Insulin resistance often appears earlier as intense carb cravings, feeling hungry soon after eating, energy crashes, and weight gain that feels impossible to control. These symptoms are often misunderstood or dismissed, which leaves people feeling like they’re doing something wrong instead of recognizing that their body is struggling.
Risk Factors for Type 2 Diabetes
Risk factors are not moral judgments. They are simply patterns that show where the body may need more support.
Genetics and family history: Type 2 diabetes often runs in families because insulin resistance has a strong genetic component.
Hormonal conditions: PCOS, perimenopause, and gestational diabetes all increase the body’s insulin needs and can reveal underlying insulin resistance.
Age: As we age, our cells naturally become less responsive to insulin. This is physiology, not failure.
Ethnicity: Some ethnic groups have higher rates of insulin resistance due to genetic patterns, historical stress, and environmental factors — not because of behavior.
Chronic stress and sleep disruption: Stress hormones and poor sleep make the body less sensitive to insulin over time.
Certain medications: Steroids, some psychiatric medications, and others can increase insulin resistance.
These factors do not cause diabetes on their own. They simply create conditions where the body has to work harder to keep glucose stable.
Orientation
Before clear symptoms appear, the body often sends quieter signals that something is shifting. You might notice your hunger increasing out of nowhere, changes in your sleep, sudden energy crashes, or weight changes that do not match your habits. These are early signs that your metabolism may be under stress.
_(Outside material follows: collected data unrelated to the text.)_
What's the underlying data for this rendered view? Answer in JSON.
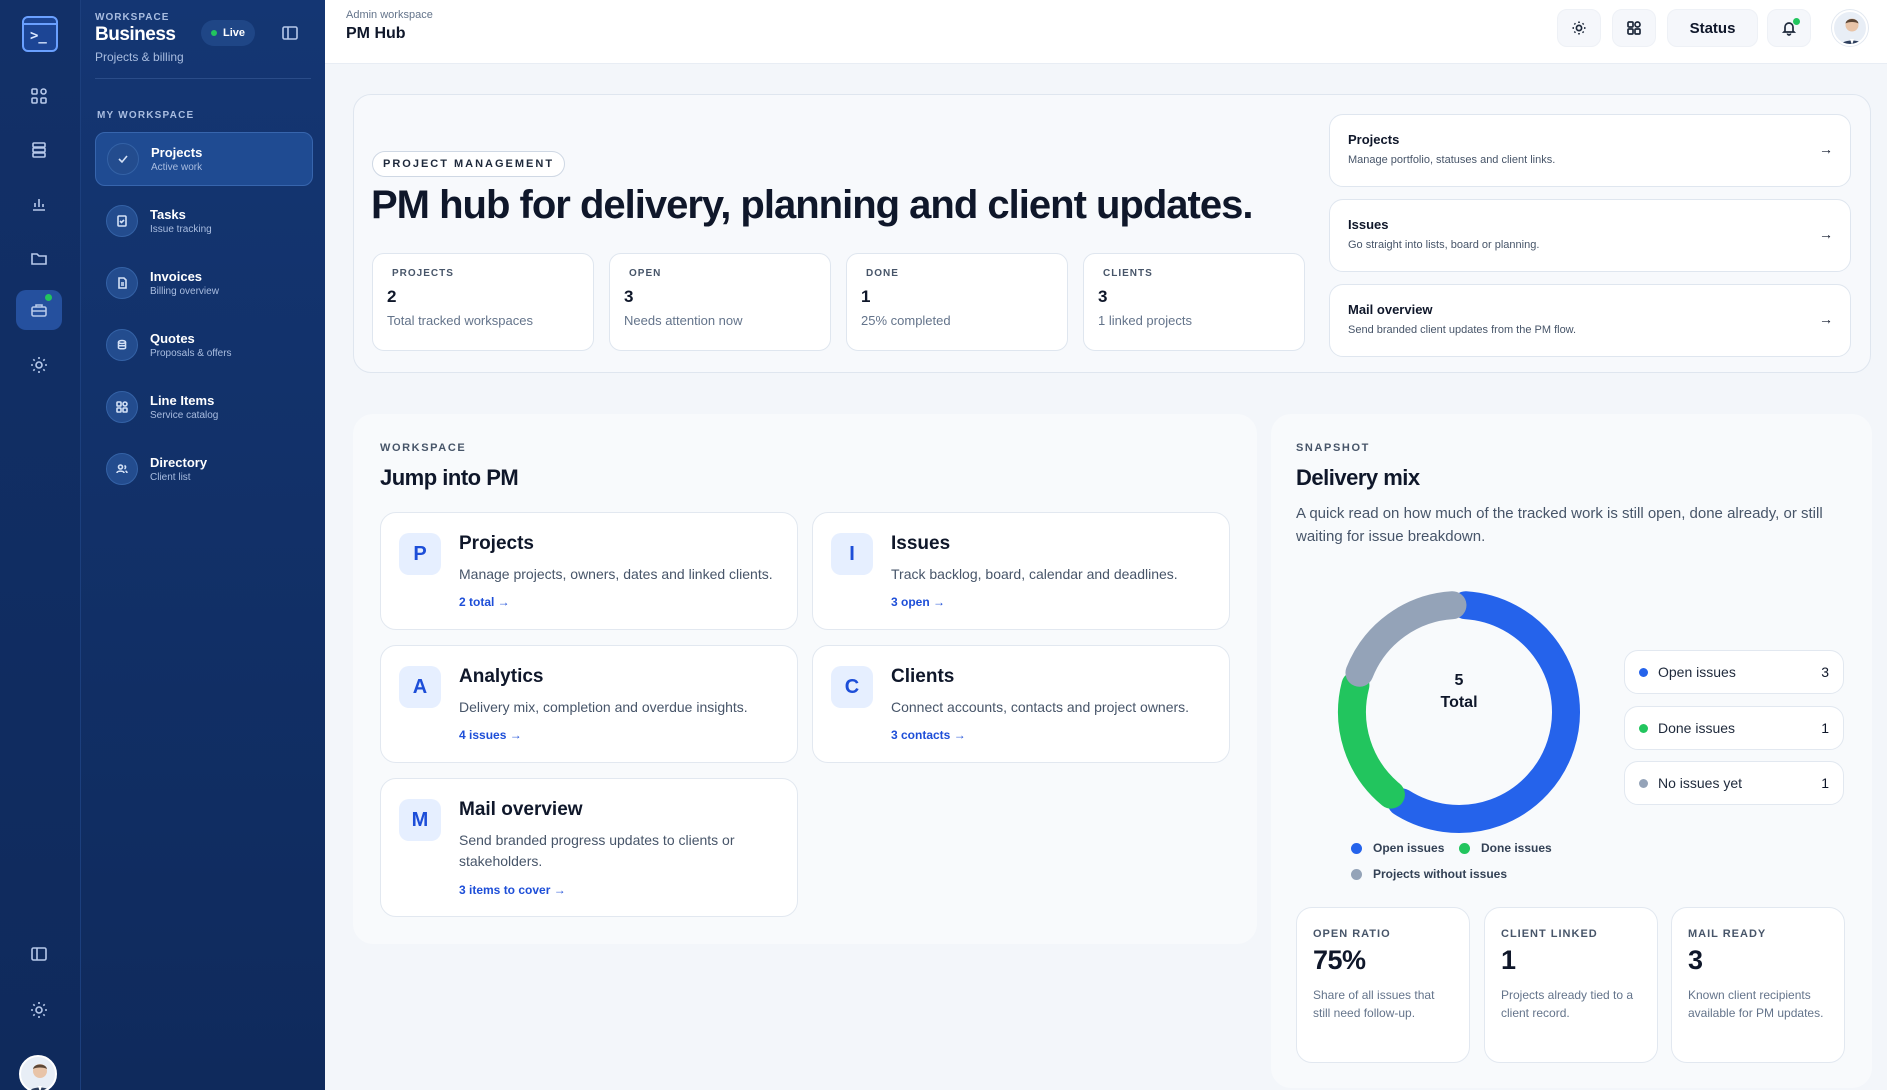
{
  "rail": {
    "icons": [
      "terminal-logo-icon",
      "dashboard-icon",
      "database-icon",
      "chart-icon",
      "folder-icon",
      "briefcase-icon",
      "sun-icon",
      "panel-icon",
      "settings-icon"
    ]
  },
  "sidebar": {
    "eyebrow": "WORKSPACE",
    "name": "Business",
    "subtitle": "Projects & billing",
    "live_label": "Live",
    "section_label": "MY WORKSPACE",
    "items": [
      {
        "label": "Projects",
        "sub": "Active work",
        "icon": "check-icon"
      },
      {
        "label": "Tasks",
        "sub": "Issue tracking",
        "icon": "clipboard-icon"
      },
      {
        "label": "Invoices",
        "sub": "Billing overview",
        "icon": "document-icon"
      },
      {
        "label": "Quotes",
        "sub": "Proposals & offers",
        "icon": "stack-icon"
      },
      {
        "label": "Line Items",
        "sub": "Service catalog",
        "icon": "grid-icon"
      },
      {
        "label": "Directory",
        "sub": "Client list",
        "icon": "users-icon"
      }
    ]
  },
  "topbar": {
    "breadcrumb": "Admin workspace",
    "title": "PM Hub",
    "status_label": "Status"
  },
  "hero": {
    "chip": "PROJECT MANAGEMENT",
    "title": "PM hub for delivery, planning and client updates.",
    "stats": [
      {
        "label": "PROJECTS",
        "value": "2",
        "note": "Total tracked workspaces"
      },
      {
        "label": "OPEN",
        "value": "3",
        "note": "Needs attention now"
      },
      {
        "label": "DONE",
        "value": "1",
        "note": "25% completed"
      },
      {
        "label": "CLIENTS",
        "value": "3",
        "note": "1 linked projects"
      }
    ],
    "links": [
      {
        "title": "Projects",
        "sub": "Manage portfolio, statuses and client links.",
        "arrow": "→"
      },
      {
        "title": "Issues",
        "sub": "Go straight into lists, board or planning.",
        "arrow": "→"
      },
      {
        "title": "Mail overview",
        "sub": "Send branded client updates from the PM flow.",
        "arrow": "→"
      }
    ]
  },
  "workspace": {
    "eyebrow": "WORKSPACE",
    "title": "Jump into PM",
    "cards": [
      {
        "letter": "P",
        "title": "Projects",
        "desc": "Manage projects, owners, dates and linked clients.",
        "link": "2 total →"
      },
      {
        "letter": "I",
        "title": "Issues",
        "desc": "Track backlog, board, calendar and deadlines.",
        "link": "3 open →"
      },
      {
        "letter": "A",
        "title": "Analytics",
        "desc": "Delivery mix, completion and overdue insights.",
        "link": "4 issues →"
      },
      {
        "letter": "C",
        "title": "Clients",
        "desc": "Connect accounts, contacts and project owners.",
        "link": "3 contacts →"
      },
      {
        "letter": "M",
        "title": "Mail overview",
        "desc": "Send branded progress updates to clients or stakeholders.",
        "link": "3 items to cover →"
      }
    ]
  },
  "snapshot": {
    "eyebrow": "SNAPSHOT",
    "title": "Delivery mix",
    "desc": "A quick read on how much of the tracked work is still open, done already, or still waiting for issue breakdown.",
    "total_value": "5",
    "total_label": "Total",
    "legend": [
      "Open issues",
      "Done issues",
      "Projects without issues"
    ],
    "counts": [
      {
        "label": "Open issues",
        "value": "3",
        "color": "#2563eb"
      },
      {
        "label": "Done issues",
        "value": "1",
        "color": "#22c55e"
      },
      {
        "label": "No issues yet",
        "value": "1",
        "color": "#94a3b8"
      }
    ],
    "metrics": [
      {
        "label": "OPEN RATIO",
        "value": "75%",
        "note": "Share of all issues that still need follow-up."
      },
      {
        "label": "CLIENT LINKED",
        "value": "1",
        "note": "Projects already tied to a client record."
      },
      {
        "label": "MAIL READY",
        "value": "3",
        "note": "Known client recipients available for PM updates."
      }
    ]
  },
  "chart_data": {
    "type": "pie",
    "categories": [
      "Open issues",
      "Done issues",
      "Projects without issues"
    ],
    "values": [
      3,
      1,
      1
    ],
    "colors": [
      "#2563eb",
      "#22c55e",
      "#94a3b8"
    ],
    "total": 5
  },
  "colors": {
    "accent": "#2563eb",
    "success": "#22c55e",
    "muted": "#94a3b8",
    "sidebar": "#143673"
  }
}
If something feels off, it is important to seek medical care. That can mean a primary care doctor, an endocrinologist, or another professional who takes your concerns seriously. And if you feel dismissed or told “everything is fine” when your intuition says otherwise, it’s completely appropriate to seek a second opinion. You deserve care that listens, investigates, and respects your lived experience.
Orientation is about learning your body’s signals and finding support that meets you where you are.
This is where reframing becomes essential.
Diabetes is not a moral failure. It is a metabolic condition shaped by physiology, not character. When we understand what the body is trying to communicate, shame gives way to clarity, and clarity opens the door to care that truly supports us. You deserve providers who listen, patterns that make sense, and a relationship with your body that is grounded in dignity rather than blame.
Reframing diabetes is not about cure — it is about understanding, regulation, and support that honors the whole person.
Art Prompt: “Mapping My Inner Landscape”
This creative exercise helps you explore your emotional and physical experience with diabetes through intuitive art.
What You will Need:
Paper or sketchbook
Colored pencils, markers, or watercolor
Optional: collage materials
Try This:
Draw a body outline — abstract or literal.
Color your sensations: Where do you feel strong, tired, numb, or alive?
Add symbols or words: What’s your relationship with food, insulin, or energy?
Reflect: What is your body asking for? What part of you needs compassion?
Title your piece: Give your experience a name.
This is not about being “artistic” — it is about being honest.
Let this be the beginning of a more compassionate conversation with your body.